(1974) Excellent, fast 23mm (f2.8-16.0), (4/3) scale-focusing Tessar lens with close-focusing to 3.3 feet. Electronic shutter with speeds of 4 seconds - 1/400. Silicone meter provides programmed exposure control with the camera selecting the most suitable combination of aperture and shutter speed. The cameras had no body serial numbers, but the lenses were numbered. Dimensions:1.75 x 3.3 x 1.2 inches (44x84x30mm). Weight: 6 1/2 oz (185 g) -- with battery. Film wind operation is by push-pull film wind, so there is no film wind lever on this camera. Computer controlled flash system, test button with dual indication for time and normal exposure. In the bight-frame finder on this camera, a green signal is indicated, which shows a correct exposure and the battery remainings. Tripod socket. This is truly a quality camera for a film type normally used in inexpensive plastic cameras. Still, one wonders just how much money people would pay for a 110! The Rollei A110 was priced initially at $300. One does have to focus the camera, however, using a zone sytem with little pictures of people and mountains in the upper part of the viewfinder. Most of the cameras have a satin black finish, but some were made in brushed chrome. Although the results were excellent, the camera can only use 100 speed film, and had a reputation as being mechanically unreliable. Uses one PX27 battery.
Some models of the A110 can be found with a golden finish and an "atom" symbol on the front. This was a promotional model made for the Otto Shipping Company, and about 5,000 units were produced.
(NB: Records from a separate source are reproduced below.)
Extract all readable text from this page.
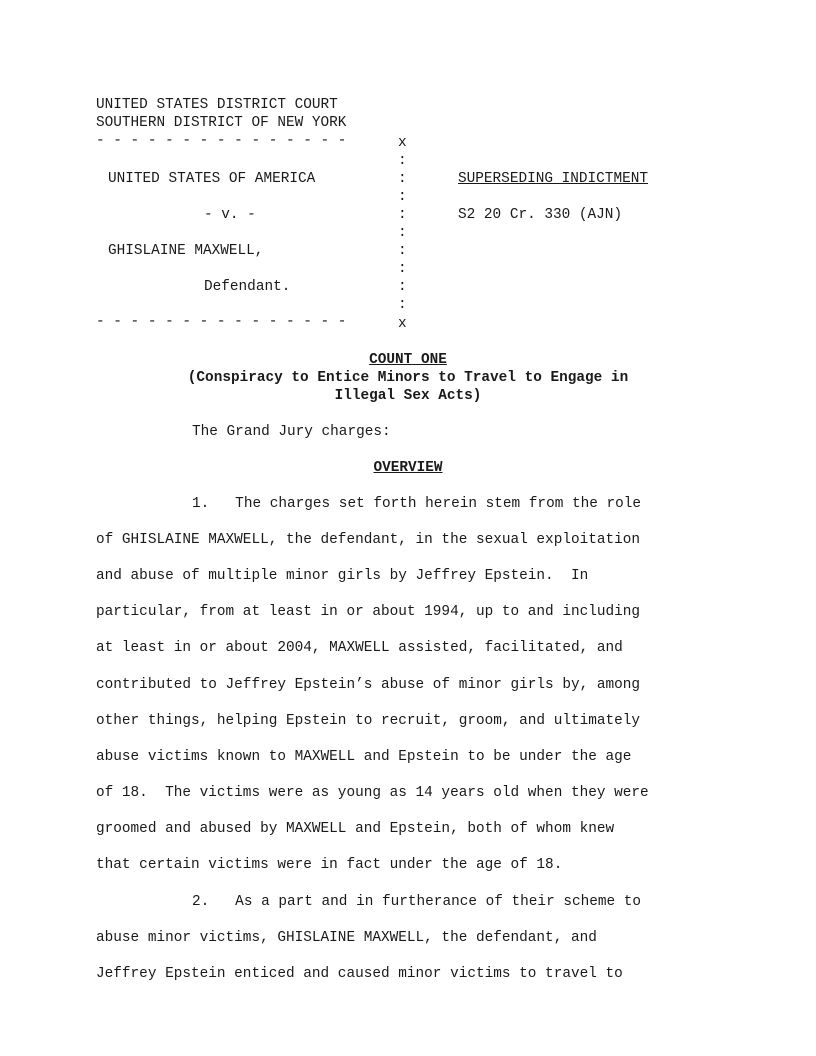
UNITED STATES DISTRICT COURT
SOUTHERN DISTRICT OF NEW YORK
- - - - - - - - - - - - - - -	x
:
:
:
:
:
:
:
:
:
UNITED STATES OF AMERICA
- v. -
GHISLAINE MAXWELL,
Defendant.
- - - - - - - - - - - - - - -	x
SUPERSEDING INDICTMENT
S2 20 Cr. 330 (AJN)
COUNT ONE
(Conspiracy to Entice Minors to Travel to Engage in
Illegal Sex Acts)
The Grand Jury charges:
OVERVIEW
1.   The charges set forth herein stem from the role
of GHISLAINE MAXWELL, the defendant, in the sexual exploitation
and abuse of multiple minor girls by Jeffrey Epstein.  In
particular, from at least in or about 1994, up to and including
at least in or about 2004, MAXWELL assisted, facilitated, and
contributed to Jeffrey Epstein’s abuse of minor girls by, among
other things, helping Epstein to recruit, groom, and ultimately
abuse victims known to MAXWELL and Epstein to be under the age
of 18.  The victims were as young as 14 years old when they were
groomed and abused by MAXWELL and Epstein, both of whom knew
that certain victims were in fact under the age of 18.
2.   As a part and in furtherance of their scheme to
abuse minor victims, GHISLAINE MAXWELL, the defendant, and
Jeffrey Epstein enticed and caused minor victims to travel to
It's a Rollei A110 by another name -- but simply a "Thank You" from the German Bitter car modification company with a nice color scheme, for sure. Only about 160 Bitter A110s were produced, and are marked "Rollei A110" on one end.
(1976) Although the Rollei A110 was a quality camera, it was very expensive for a 110 camera. To boost sales a slightly simpler and less-expensive version of the A110 was introduced -- the E110. It had the same lens -- 23mm (f2.8-16.0), (4/3) scale-focusing Tessar lens. The electronic shutter speeds were changed to 4 seconds - 1/250. The silicon meter was replaced with a CDS meter, but still provides programmed exposure control. Size and weight stayed the same. In addition, there is an automatic film feeler to set film speeds from the cassette -- 100 or 400. Tripod socket. This camera is less common and usually found in brushed chrome, while its predecessor, the A110, is usually found in black. Although the results were excellent, like the A110 the camera had a reputation as being mechanically unreliable. Uses one PX27 battery.
(1977) Simple, fixed-focus 26mm f8 Lumetar lens with a single speed of 1/125, but surprisingly it has both cable release and tripod sockets, and a standard hot shoe on one end. Rollei Pocketline flash uses two AA batteries.
(1977) A step up! Fixed-focus 26mm f5.6 Lumetar lens. It still has only a single speed of 1/125, but now two aperture settings -- f9 for sunlight, and f5.6 for low-light or flash. It has both cable release and tripod sockets. Standard hot shoe on one end. Rollei Pocketline flash uses two AA batteries.
(1977) A side-step! A wider, fixed-focus 24.5mm f11 Lumetar lens, but a tele lens can be slid in. Single speed of 1/100. It has both cable release and tripod sockets. Standard hot shoe on one end. Rollei Pocketline flash uses two AA batteries.